Whenever I'm presented with an abstract situation and black comedy I fully enjoy it; I never actually have schaudenfreude when there's someone in front of me who is suffering. Still, it doesn't bode well for my general moral standing. I do wonder whether others actually feel moral outrage at my lack of compassion or just pretend because it's expected someone calls me out of this.

Thus I must concede that my alignment now must move from Chaotic Good to Chaotic Neutral. Not good, not evil, little regard for the law but with a code of ethics. Like Captain Jack Sparrow or Dinobot from Beast Wars - a private agenda and no real allegiance, and hedonistic one way or the other.

Tuesday, February 1, 2011

Game Review: Pokemon Soulsilver

In anticipation of the upcoming Pokemon White I've been playing Soulsilver fairly religiously. There is a certain satisfaction to be gained by having a perfectly and carefully raised Dragonite laying waste to all my opponents like a vengeful god on insolent villagers.

The gameplay in this game is virtually identical to all of its predecessors, minus a few graphical upgrades. The battle animations look a little better but it still looks like every pokemon has an epileptic fit before chundering all over the unsuspecting foe.

Soulsilver is to Silver what FireRed is to Red; upgraded, prettier, and largely a complete waste of time as it's the same damn game! The addition of the controlling stylus does nothing to improve the gameplay nor does the subtraction of the slot machines make it more wholesome. In it's marvellously absurd wisdom Nintendo decided that gambling avatars made for poor moral examples all while forcing your newly abducted animals to fight and kill for your amusement. In Soulsilver, I beat the divine-protector of the ocean currents into submission and forced it to fly me around the place while it was unconscious. The ethical implications may be somewhat of a wash is all I'm saying.

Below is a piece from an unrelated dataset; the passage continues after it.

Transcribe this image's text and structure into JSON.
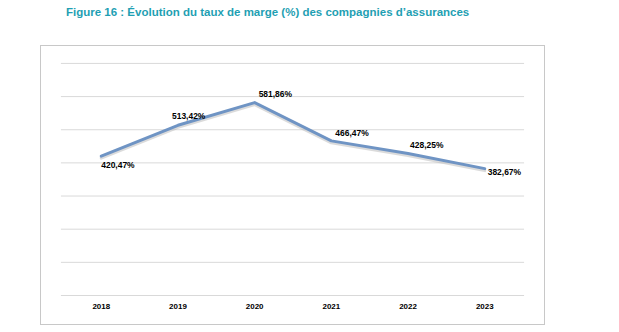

I have one major gripe with this title, and that is the ridiculous amount of difficulty there is in capturing certain pokemon. I've never liked the stupidly small chance you had to capture the legendaries in the earlier ones - supposedly even after reducing Zapdos to 1 health, confusing it, making it paralyzed and lowering all of its stats as far as they can go and still I only have a 5% chance of catching it with my ultra ball.

All the coolest pokemon require retarded amounts of time and effort to acquire and by that stage, game fatigue has set in and I want to just finish.For example, Lucario is pretty rad being a dark/steel type and looks awesome but requires literally 120 real days AFTER beating the big 4 to capture a Riolu, which then takes like 200 000 steps to evolve through happiness. Mood strikes as being the most contradictory of status requirements, as my personal happiness is inversely proportional to that of my pokemon. Oddly walking around with a level 1 pokemon for days on end makes me crazy with murderous rage rather than entertained.

I think it was a good move to allow for roaming legendaries - makes them difficult to catch without being artificially hard; tactics rather than attrition is required to get them. They still aren't worth getting however as they still have that hair-tearingly frustrating quality of having a 5% catch rate.

There isn't any point in doing the "other" measures of your pokemons' abilities: the dance contest, speed contest and beauty contests seem to be the only reason why you need a stylus and they add nothing to the game. Doing the contests won't improve their stats and won't improve any other battle quality.

Ultimately I have to conclude that it was worth the $70 price tag when I bought it as I'm still playing it and I've poured more than 200+ hours into it. Any game that I'm still play a year after purchase is worth it. Why it makes me spend 175 of those hours walking around with baby pokemon is beyond me though.